The relationship between malaria and haemoglobin E in southern Vietnam

O'Riordan, Sean (2008). The relationship between malaria and haemoglobin E in southern Vietnam. PhD thesis The Open University.



Haemoglobin E is the most common single mutation haemoglobinopathy worldwide, presumably due to selective pressure from malaria. There is no good clinical data to support this hypothesis, however, and the laboratory data is conflicting. This thesis presents the results of prevalence studies, cross sectional association studies and a case control study undertaken to examine the relationship between haemoglobin E and malaria in southern Vietnam. The S’Tiếng ethnic group demonstrated a high prevalence of HbE and alpha thalassaemia, whilst the majority Kinh, and minorities from the north of Vietnam, had a low prevalence. The S’Tiếng also appeared to experience a higher burden of malaria infection, as determined by malaria parasite point prevalence and the age pattern of severe disease. There was no association between haemoglobin E and malaria in the cross sectional surveys once correction was made for ethnicity. A knowledge, attitudes and practice survey demonstrated a small difference in the proportion of S’Tiếng using bednets compared to other ethnic groups, but no other significant differences to account for their higher malaria burden.

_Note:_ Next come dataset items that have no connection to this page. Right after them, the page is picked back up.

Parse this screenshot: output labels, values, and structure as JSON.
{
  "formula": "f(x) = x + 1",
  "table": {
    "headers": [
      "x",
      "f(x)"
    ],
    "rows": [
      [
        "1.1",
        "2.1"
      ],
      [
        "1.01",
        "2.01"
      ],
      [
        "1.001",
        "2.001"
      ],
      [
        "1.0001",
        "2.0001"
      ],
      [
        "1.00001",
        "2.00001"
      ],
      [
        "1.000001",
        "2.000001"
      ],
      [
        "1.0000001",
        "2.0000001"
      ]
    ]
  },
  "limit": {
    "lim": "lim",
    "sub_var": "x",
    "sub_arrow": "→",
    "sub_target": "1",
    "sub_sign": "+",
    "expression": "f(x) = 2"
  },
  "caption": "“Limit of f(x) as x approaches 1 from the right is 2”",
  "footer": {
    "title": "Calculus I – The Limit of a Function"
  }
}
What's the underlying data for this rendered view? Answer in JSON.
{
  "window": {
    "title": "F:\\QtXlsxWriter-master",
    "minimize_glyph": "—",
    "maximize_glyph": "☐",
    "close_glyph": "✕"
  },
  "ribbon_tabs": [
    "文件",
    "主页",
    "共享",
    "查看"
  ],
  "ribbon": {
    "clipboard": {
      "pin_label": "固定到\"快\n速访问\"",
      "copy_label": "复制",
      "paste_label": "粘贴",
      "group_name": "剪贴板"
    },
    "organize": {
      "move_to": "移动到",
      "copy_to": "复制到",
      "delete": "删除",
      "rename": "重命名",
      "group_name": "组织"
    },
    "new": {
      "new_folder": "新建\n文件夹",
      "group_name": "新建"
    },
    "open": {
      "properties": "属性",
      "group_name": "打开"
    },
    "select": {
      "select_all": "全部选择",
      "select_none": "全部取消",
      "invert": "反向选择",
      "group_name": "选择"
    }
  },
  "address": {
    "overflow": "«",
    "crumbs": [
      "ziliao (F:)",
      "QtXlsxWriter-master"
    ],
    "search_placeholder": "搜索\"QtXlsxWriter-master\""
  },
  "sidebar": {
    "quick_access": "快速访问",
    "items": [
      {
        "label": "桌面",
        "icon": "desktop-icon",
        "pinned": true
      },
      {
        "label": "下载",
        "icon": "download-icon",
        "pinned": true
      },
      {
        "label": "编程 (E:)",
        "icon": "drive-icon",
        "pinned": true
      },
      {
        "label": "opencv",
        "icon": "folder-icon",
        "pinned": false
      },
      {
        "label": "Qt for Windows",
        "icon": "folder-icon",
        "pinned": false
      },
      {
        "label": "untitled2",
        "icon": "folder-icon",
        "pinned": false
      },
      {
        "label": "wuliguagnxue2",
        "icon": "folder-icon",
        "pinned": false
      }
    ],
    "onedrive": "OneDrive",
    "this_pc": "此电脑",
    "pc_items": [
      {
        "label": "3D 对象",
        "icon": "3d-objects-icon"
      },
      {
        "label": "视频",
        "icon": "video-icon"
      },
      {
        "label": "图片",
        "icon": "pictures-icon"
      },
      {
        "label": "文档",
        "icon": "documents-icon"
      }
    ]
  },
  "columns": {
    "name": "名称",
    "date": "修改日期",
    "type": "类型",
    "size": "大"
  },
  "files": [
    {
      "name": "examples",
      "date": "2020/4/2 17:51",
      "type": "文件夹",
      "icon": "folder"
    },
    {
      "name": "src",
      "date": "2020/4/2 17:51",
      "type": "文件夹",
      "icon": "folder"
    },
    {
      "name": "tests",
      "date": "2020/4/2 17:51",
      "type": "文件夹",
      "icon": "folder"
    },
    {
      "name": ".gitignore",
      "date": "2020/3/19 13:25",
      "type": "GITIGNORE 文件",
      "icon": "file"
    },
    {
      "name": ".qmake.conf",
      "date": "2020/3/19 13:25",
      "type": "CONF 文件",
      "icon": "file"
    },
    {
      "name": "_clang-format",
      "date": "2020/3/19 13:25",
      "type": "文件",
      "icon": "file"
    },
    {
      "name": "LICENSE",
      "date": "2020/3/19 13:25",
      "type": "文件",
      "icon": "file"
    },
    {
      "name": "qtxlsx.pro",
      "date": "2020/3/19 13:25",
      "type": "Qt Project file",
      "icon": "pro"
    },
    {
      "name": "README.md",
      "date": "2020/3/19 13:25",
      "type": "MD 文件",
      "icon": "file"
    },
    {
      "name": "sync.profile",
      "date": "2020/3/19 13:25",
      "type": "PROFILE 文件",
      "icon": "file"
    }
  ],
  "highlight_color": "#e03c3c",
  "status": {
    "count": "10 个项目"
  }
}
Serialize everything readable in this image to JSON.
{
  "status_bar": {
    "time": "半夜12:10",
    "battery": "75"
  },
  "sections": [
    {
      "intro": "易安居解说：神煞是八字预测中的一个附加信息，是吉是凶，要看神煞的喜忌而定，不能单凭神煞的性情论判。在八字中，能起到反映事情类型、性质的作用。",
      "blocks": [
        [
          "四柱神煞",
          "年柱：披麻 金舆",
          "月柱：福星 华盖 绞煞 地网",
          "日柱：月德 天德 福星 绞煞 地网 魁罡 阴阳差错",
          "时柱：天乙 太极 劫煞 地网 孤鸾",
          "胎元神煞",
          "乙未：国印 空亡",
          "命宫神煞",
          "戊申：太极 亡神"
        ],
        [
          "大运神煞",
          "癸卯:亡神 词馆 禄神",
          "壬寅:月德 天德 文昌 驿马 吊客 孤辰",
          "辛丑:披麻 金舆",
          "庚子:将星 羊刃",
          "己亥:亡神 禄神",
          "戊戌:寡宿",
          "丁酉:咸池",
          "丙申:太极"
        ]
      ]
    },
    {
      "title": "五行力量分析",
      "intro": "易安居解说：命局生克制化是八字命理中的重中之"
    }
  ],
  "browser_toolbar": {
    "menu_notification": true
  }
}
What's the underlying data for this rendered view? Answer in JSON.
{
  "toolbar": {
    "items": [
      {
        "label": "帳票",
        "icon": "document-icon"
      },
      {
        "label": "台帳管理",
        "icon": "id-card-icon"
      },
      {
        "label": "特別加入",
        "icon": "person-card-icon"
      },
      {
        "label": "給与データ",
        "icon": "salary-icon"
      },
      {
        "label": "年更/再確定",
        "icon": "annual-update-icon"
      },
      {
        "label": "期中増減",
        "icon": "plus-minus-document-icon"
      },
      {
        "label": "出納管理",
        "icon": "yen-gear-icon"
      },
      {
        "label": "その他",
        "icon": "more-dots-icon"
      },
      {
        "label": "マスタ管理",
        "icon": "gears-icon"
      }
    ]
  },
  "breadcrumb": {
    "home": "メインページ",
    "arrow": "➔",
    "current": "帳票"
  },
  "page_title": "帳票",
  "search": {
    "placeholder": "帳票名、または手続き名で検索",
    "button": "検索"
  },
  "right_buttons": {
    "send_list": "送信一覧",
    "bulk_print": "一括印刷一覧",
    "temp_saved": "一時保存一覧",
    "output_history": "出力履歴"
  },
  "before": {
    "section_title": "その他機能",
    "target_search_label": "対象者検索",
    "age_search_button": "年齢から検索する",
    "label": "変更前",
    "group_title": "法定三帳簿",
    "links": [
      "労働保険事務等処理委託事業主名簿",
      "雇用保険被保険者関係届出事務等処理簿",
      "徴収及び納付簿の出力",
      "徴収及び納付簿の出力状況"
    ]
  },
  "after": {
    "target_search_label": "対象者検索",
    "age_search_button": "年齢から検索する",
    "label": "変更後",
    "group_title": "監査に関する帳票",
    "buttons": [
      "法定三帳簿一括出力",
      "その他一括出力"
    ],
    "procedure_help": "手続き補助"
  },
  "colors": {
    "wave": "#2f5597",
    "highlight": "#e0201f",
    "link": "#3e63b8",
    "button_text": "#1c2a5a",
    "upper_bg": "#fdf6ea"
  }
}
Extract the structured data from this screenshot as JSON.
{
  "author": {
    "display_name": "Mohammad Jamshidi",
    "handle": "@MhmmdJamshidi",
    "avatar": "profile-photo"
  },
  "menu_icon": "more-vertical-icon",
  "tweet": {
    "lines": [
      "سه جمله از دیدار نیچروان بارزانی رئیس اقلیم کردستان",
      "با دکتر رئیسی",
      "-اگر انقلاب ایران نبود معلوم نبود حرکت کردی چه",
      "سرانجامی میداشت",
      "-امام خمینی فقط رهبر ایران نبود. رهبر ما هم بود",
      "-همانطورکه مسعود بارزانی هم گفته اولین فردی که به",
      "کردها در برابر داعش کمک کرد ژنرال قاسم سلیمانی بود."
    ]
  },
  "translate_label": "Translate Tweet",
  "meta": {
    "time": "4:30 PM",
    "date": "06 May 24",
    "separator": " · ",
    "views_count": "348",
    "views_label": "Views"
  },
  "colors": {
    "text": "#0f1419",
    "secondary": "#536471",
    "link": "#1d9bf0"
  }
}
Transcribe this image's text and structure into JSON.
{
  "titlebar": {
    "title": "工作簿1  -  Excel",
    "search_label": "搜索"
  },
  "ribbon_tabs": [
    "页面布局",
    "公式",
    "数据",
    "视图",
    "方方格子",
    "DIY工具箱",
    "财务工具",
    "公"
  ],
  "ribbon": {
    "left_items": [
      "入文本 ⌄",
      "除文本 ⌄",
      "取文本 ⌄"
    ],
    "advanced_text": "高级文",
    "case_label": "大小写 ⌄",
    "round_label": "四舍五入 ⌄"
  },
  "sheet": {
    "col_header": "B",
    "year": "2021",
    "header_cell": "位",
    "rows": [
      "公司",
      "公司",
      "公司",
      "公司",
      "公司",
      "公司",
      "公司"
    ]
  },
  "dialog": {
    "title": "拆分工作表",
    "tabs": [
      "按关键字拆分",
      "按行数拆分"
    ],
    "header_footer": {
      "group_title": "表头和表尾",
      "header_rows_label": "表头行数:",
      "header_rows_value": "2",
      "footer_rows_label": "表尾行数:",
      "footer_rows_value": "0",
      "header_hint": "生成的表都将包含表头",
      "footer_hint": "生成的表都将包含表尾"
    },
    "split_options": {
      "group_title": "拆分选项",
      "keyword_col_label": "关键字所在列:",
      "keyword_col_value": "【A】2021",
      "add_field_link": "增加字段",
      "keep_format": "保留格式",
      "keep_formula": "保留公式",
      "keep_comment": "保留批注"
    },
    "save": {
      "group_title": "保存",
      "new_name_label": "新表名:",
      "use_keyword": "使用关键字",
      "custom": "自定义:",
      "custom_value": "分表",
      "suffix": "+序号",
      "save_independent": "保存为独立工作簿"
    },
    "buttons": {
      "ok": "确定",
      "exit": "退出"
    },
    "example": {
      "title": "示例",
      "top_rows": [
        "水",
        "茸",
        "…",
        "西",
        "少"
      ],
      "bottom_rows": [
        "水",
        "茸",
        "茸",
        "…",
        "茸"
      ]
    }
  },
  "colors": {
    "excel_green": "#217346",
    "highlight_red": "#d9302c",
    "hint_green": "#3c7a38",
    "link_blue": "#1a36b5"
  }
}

Malaria control programmes, which had been very successful elsewhere in Vietnam, have seemed slow to take effect in the central and southern highlands, particularly amongst ethnic minority groups. There appeared to be some success over the course of the study, however, with the result that recruitment to the case control study of severe malaria was slow, and there were insufficient cases from populations with high prevalences of haemoglobin E to draw any firm conclusions. The data gathered demonstrate a trend towards susceptibility to moderate and severe disease considered together, however, suggesting that any protective effect is likely to be modest.